Spokesperson at the MoHP Dr. Krishna Prasad Poudel also said that decision on providing booster dose would be made if needed. “Currently, we are focusing on inoculating everyone across the nation. Also, as the World Health Organisation (WHO) and our national COVID-19 vaccine advisory committee have not recommended booster dose so far, we are in a ‘wait and watch’ situation’,” said Dr. Poudel. Dr. Shyam Raj Upreti, coordinator at the COVID-19 vaccine advisory committee, said that it was not justifiable to provide third dose of anti-coronavirus vaccine to the already vaccinated group for now because many people had not received their first dose yet.
Similarly, the public health specialists in Nepal have been voicing that fully inoculating the entire population was vital rather than distributing booster doses to only a few groups. Dr. Sher Bahadur Pun, chief of the clinical research unit at Teku Hospital, said, “The level of antibody starts declining after six months of vaccination. Thus, taking a booster shot would again increase the antibodies.”
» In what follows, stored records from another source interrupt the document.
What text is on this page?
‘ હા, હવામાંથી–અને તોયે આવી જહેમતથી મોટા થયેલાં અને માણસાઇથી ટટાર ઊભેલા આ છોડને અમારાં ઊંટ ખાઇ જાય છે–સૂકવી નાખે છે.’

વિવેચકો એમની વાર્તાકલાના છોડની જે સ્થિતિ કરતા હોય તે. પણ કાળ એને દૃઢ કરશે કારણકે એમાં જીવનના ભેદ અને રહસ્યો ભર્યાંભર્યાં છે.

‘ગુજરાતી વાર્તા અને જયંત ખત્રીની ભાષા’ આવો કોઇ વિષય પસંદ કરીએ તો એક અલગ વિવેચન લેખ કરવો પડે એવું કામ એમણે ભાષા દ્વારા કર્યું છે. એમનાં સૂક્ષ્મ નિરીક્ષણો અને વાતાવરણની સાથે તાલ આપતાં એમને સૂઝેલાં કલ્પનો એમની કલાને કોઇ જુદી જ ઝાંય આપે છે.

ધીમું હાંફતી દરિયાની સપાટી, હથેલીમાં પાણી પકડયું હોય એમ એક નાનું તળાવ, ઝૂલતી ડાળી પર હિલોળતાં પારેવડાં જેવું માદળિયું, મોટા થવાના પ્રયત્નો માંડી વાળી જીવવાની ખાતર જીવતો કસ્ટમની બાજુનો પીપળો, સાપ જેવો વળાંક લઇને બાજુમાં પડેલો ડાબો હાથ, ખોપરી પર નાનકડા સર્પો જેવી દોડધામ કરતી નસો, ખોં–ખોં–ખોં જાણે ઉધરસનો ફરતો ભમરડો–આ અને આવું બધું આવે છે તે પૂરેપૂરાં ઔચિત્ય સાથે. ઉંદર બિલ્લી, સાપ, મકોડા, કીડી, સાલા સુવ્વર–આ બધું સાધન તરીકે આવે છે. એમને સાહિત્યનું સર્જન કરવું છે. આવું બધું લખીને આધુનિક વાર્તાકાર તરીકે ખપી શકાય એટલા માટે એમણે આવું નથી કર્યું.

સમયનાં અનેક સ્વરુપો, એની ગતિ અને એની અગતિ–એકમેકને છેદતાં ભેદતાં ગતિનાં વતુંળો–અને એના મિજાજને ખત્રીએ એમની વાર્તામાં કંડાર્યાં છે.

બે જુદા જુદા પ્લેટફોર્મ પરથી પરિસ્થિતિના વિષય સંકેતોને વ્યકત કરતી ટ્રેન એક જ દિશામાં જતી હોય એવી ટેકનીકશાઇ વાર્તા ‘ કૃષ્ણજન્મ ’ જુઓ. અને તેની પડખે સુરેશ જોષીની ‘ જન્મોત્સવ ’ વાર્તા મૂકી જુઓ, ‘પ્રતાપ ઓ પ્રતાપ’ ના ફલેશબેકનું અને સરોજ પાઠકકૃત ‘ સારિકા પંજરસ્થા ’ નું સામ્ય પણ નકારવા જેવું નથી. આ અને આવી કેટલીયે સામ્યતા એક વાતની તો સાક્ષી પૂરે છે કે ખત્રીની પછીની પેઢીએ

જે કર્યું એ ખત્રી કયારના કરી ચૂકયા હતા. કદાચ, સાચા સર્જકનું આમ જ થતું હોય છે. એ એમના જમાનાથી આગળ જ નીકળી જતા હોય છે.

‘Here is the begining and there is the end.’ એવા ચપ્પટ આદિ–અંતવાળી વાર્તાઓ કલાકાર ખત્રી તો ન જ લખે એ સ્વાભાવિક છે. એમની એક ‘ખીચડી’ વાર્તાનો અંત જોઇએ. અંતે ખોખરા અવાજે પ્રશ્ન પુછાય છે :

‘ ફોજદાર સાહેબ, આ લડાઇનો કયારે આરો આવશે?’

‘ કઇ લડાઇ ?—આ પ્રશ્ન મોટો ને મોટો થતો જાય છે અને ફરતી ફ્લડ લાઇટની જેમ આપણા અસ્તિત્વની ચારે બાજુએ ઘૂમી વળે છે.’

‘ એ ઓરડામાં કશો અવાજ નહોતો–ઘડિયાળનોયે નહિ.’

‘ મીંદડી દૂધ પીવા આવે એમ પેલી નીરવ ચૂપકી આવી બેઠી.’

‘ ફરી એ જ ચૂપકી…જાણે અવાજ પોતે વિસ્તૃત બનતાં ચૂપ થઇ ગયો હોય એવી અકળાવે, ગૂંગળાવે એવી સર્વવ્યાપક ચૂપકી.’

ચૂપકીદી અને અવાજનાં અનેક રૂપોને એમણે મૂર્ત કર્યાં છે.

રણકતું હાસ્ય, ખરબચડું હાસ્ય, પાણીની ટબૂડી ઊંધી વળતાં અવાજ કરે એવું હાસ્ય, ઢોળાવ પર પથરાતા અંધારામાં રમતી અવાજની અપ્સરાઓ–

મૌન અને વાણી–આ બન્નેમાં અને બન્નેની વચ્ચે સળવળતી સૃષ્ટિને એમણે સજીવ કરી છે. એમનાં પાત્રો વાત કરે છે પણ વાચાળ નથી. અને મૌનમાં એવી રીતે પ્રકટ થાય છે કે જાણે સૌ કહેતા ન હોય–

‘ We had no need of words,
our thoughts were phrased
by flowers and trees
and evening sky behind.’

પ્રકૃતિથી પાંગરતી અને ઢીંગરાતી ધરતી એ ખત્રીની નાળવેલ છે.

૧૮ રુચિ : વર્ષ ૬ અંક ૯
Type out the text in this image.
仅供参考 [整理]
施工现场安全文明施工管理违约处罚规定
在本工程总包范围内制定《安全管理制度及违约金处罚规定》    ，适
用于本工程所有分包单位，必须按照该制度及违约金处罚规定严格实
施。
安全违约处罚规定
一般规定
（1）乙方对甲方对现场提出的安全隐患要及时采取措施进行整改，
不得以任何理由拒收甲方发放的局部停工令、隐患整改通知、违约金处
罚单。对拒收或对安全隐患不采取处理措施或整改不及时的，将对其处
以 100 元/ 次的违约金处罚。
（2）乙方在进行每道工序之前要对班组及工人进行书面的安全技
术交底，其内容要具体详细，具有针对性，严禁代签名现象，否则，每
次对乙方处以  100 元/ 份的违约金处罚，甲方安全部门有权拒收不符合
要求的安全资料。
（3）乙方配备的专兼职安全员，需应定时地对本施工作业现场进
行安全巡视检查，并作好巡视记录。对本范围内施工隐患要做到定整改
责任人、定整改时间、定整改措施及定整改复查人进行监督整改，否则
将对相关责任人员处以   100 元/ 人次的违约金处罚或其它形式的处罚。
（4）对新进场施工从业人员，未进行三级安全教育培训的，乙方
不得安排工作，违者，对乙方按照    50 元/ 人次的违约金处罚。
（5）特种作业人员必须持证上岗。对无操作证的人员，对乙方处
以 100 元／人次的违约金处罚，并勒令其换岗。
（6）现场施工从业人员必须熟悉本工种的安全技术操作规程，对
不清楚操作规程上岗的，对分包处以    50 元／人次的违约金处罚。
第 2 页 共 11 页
“However, as millions of people have yet to receive their first dose, the government should prioritise inoculating everyone first,” said Dr. Pun, adding, the booster dose could be provided only to immune-compromised people, senior citizens and frontline health workers who are at greater risk of infection on the basis of priority and availability of vaccines.
Likewise, public health specialist Dr. Samir Mani Dixit said that the nation could not be safe from the virus unless 75 per cent of the targeted population is vaccinated. “Thus, the government should mull over the administration of booster dose only after ensuring the targeted population’s access to the vaccine,” said Dr. Dixit.